ROI is a way to measure an investment's performance. As you'd expect, it's also a great way to compare the profitability of different investments. Naturally, an investment with a higher ROI is better than an investment with a lower (or negative) ROI.
But how do you measure the performance of your investments? And how can you compare the performance of multiple investments? This is where the ROI calculation comes in handy. In this article, we'll discuss what return on investment is and how to calculate ROI percentage.
What is Return on Investment with Example
Return on investment (ROI) is a way to measure an investment's performance that can also be used to compare different investments. It measures the gains or losses compared to the initial investment; in other words, it's an approximation of an investment's profitability. Compared to the original investment, a positive ROI means profits, and a negative ROI means losses.

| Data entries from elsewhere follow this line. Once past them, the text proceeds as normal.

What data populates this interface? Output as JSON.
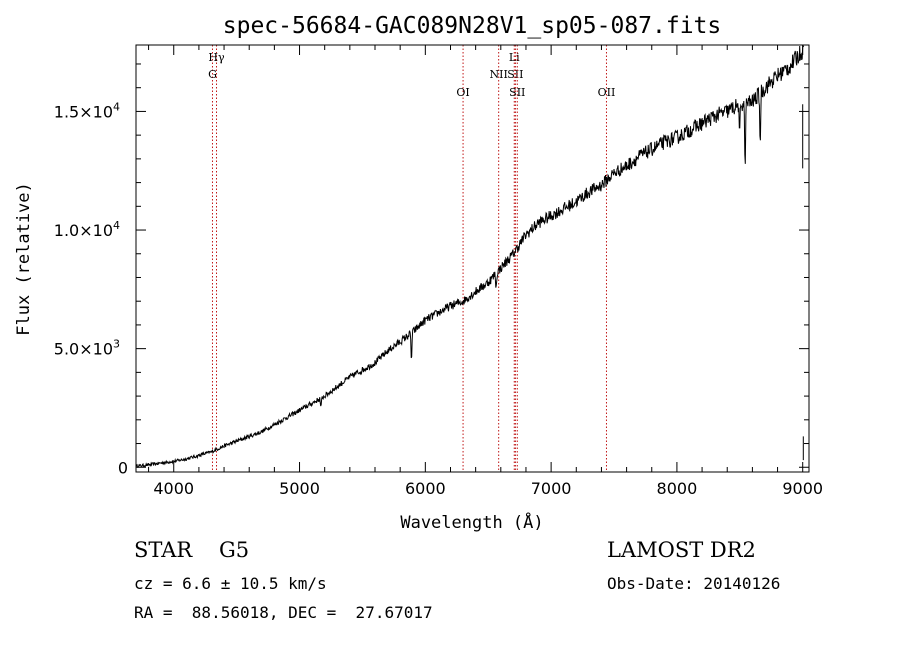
{
  "chart_data": {
    "type": "line",
    "title": "spec-56684-GAC089N28V1_sp05-087.fits",
    "xlabel": "Wavelength (Å)",
    "ylabel": "Flux (relative)",
    "xlim": [
      3700,
      9050
    ],
    "ylim": [
      -200,
      17800
    ],
    "x_ticks": [
      4000,
      5000,
      6000,
      7000,
      8000,
      9000
    ],
    "x_tick_labels": [
      "4000",
      "5000",
      "6000",
      "7000",
      "8000",
      "9000"
    ],
    "y_ticks": [
      0,
      5000,
      10000,
      15000
    ],
    "y_tick_labels": [
      {
        "mantissa": "0",
        "exp": ""
      },
      {
        "mantissa": "5.0×10",
        "exp": "3"
      },
      {
        "mantissa": "1.0×10",
        "exp": "4"
      },
      {
        "mantissa": "1.5×10",
        "exp": "4"
      }
    ],
    "grid": false,
    "line_color": "#000000",
    "spectrum": [
      [
        3700,
        50
      ],
      [
        3800,
        100
      ],
      [
        3900,
        180
      ],
      [
        4000,
        250
      ],
      [
        4100,
        350
      ],
      [
        4200,
        500
      ],
      [
        4300,
        650
      ],
      [
        4400,
        900
      ],
      [
        4500,
        1100
      ],
      [
        4600,
        1300
      ],
      [
        4700,
        1500
      ],
      [
        4800,
        1800
      ],
      [
        4900,
        2100
      ],
      [
        5000,
        2400
      ],
      [
        5100,
        2700
      ],
      [
        5200,
        3000
      ],
      [
        5300,
        3400
      ],
      [
        5400,
        3800
      ],
      [
        5500,
        4100
      ],
      [
        5600,
        4400
      ],
      [
        5700,
        4900
      ],
      [
        5800,
        5300
      ],
      [
        5900,
        5700
      ],
      [
        6000,
        6200
      ],
      [
        6100,
        6500
      ],
      [
        6200,
        6800
      ],
      [
        6300,
        7000
      ],
      [
        6400,
        7400
      ],
      [
        6500,
        7800
      ],
      [
        6600,
        8400
      ],
      [
        6700,
        9000
      ],
      [
        6800,
        9800
      ],
      [
        6900,
        10300
      ],
      [
        7000,
        10600
      ],
      [
        7100,
        10900
      ],
      [
        7200,
        11200
      ],
      [
        7300,
        11600
      ],
      [
        7400,
        11900
      ],
      [
        7500,
        12400
      ],
      [
        7600,
        12700
      ],
      [
        7700,
        13100
      ],
      [
        7800,
        13400
      ],
      [
        7900,
        13700
      ],
      [
        8000,
        13900
      ],
      [
        8100,
        14200
      ],
      [
        8200,
        14500
      ],
      [
        8300,
        14800
      ],
      [
        8400,
        15000
      ],
      [
        8500,
        15300
      ],
      [
        8600,
        15400
      ],
      [
        8700,
        16000
      ],
      [
        8800,
        16500
      ],
      [
        8900,
        16900
      ],
      [
        9000,
        17600
      ]
    ],
    "absorption_features": [
      {
        "x": 5890,
        "depth": 1300
      },
      {
        "x": 5170,
        "depth": 500
      },
      {
        "x": 6563,
        "depth": 700
      },
      {
        "x": 8498,
        "depth": 1700
      },
      {
        "x": 8542,
        "depth": 3000
      },
      {
        "x": 8662,
        "depth": 2400
      }
    ],
    "line_markers": [
      {
        "x": 4340,
        "label": "Hγ",
        "row": 0
      },
      {
        "x": 4308,
        "label": "G",
        "row": 1
      },
      {
        "x": 6300,
        "label": "OI",
        "row": 2
      },
      {
        "x": 6583,
        "label": "NII",
        "row": 1
      },
      {
        "x": 6707,
        "label": "Li",
        "row": 0
      },
      {
        "x": 6716,
        "label": "SII",
        "row": 1
      },
      {
        "x": 6731,
        "label": "SII",
        "row": 2
      },
      {
        "x": 7440,
        "label": "OII",
        "row": 2
      }
    ],
    "marker_color": "#c01818"
  },
  "info": {
    "object_class": "STAR",
    "subclass": "G5",
    "survey": "LAMOST DR2",
    "redshift": "cz = 6.6 ± 10.5 km/s",
    "obs_date": "Obs-Date: 20140126",
    "coords": "RA =  88.56018, DEC =  27.67017"
  }
}
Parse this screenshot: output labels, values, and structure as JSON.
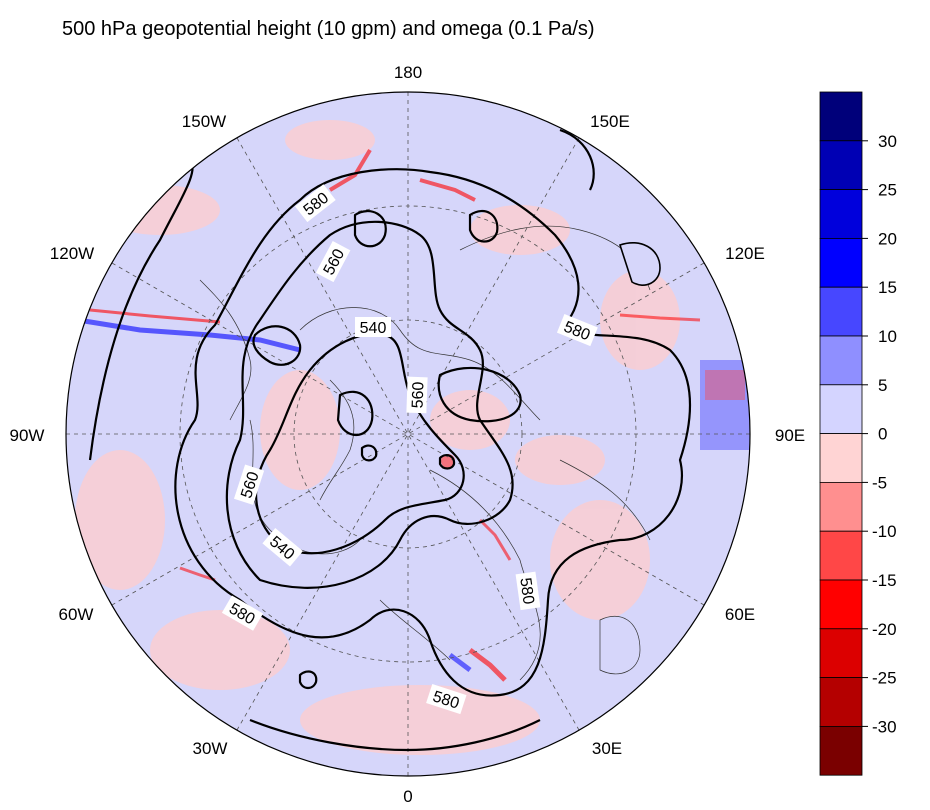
{
  "title": "500 hPa geopotential height (10 gpm) and omega (0.1 Pa/s)",
  "longitude_labels": {
    "lon_180": "180",
    "lon_150E": "150E",
    "lon_120E": "120E",
    "lon_90E": "90E",
    "lon_60E": "60E",
    "lon_30E": "30E",
    "lon_0": "0",
    "lon_30W": "30W",
    "lon_60W": "60W",
    "lon_90W": "90W",
    "lon_120W": "120W",
    "lon_150W": "150W"
  },
  "contour_labels": [
    "580",
    "560",
    "540",
    "560",
    "580",
    "560",
    "540",
    "580",
    "580",
    "580"
  ],
  "colorbar": {
    "tick_labels": [
      "30",
      "25",
      "20",
      "15",
      "10",
      "5",
      "0",
      "-5",
      "-10",
      "-15",
      "-20",
      "-25",
      "-30"
    ],
    "levels": [
      35,
      30,
      25,
      20,
      15,
      10,
      5,
      0,
      -5,
      -10,
      -15,
      -20,
      -25,
      -30,
      -35
    ],
    "colors": [
      "#00007a",
      "#0000b4",
      "#0000dc",
      "#0000ff",
      "#4747ff",
      "#8f8fff",
      "#d4d4ff",
      "#ffd4d4",
      "#ff8f8f",
      "#ff4747",
      "#ff0000",
      "#dc0000",
      "#b40000",
      "#7a0000"
    ]
  },
  "colors": {
    "map_background": "#d6d6fa",
    "positive_speckle": "#ffcccc",
    "contour": "#000000"
  }
}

ROI calculation applies to not just trading or investment, but any kind of business or purchase. Calculating an estimated ROI based on all your projected expenses and returns may help you make a better business decision. If it seems like the business would turn a profit in the end (i.e., have a positive ROI), it may be worth getting it started.
Also, ROI can help evaluate the results of transactions that already happened. For example, let's say you buy an old exotic car for $200,000. You then use it for two years and spend $50,000 on it. Now suppose that the car's price goes up on the market and you can now sell it for $300,000. Not only did you enjoy this car for two years, but it also brought you a sizable return on your investment. How much would that be exactly? Let's find out.
How to Calculate ROI Percentage?
To calculate the ROI percentage, follow the given instructions:
1. Find out the initial and final value of the investment.
2. Subtract the initial value of the investment from the final value.
3. Divide the result from Step 2 by the initial value of the investment and multiply the result by 100.
4. Congrats! You have calculated the ROI percentage.
Limitations of Return on Investment
ROI is very easy to understand and brings a universal measure of profitability but surely there are some limitations. One of the biggest limitations of ROI is that it doesn't take into account the time period as time is a crucial factor for investments. There could be other considerations (like liquidity and security), but if an investment brings 0.5 ROI in a year, that's better than 0.5 ROI in five years. This is why you may see some talking about annualized ROI, which represents the investment returns (gains) you could expect over the course of a year.
Another factor to consider is risk. An investment might have a very high prospective ROI, but at what cost? If there's a high chance that it goes to zero, or that your funds become inaccessible, then the prospective ROI isn't all that important. The potential reward could also be high, but losing the entire original investment is certainly not what you want.
Additionally, purely looking at ROI won't give you insights into its safety, so you should consider other metrics as well. You could start by calculating the risk/reward ratio for each trade and investment. This way, you can get a better picture of the quality of each bet. In addition, some stock market analysts may also consider other factors when evaluating potential investments. These can include cash flows, interest rates, capital gains tax, return on equity (ROE), and more.
Closing Thoughts
We've looked at what return on investment is with example and how to calculate ROI percentage. The return on investment formula is a core part of tracking the performance of any portfolio, investment, or business.
And as we've discussed, ROI can be useful but isn't and shouldn’t be the ultimate metric. You also need to consider opportunity cost, risk/reward ratio, and other factors that may have an impact on your choice between different investment opportunities. As a starting point, however, ROI can be a good barometer to evaluate a potential investment.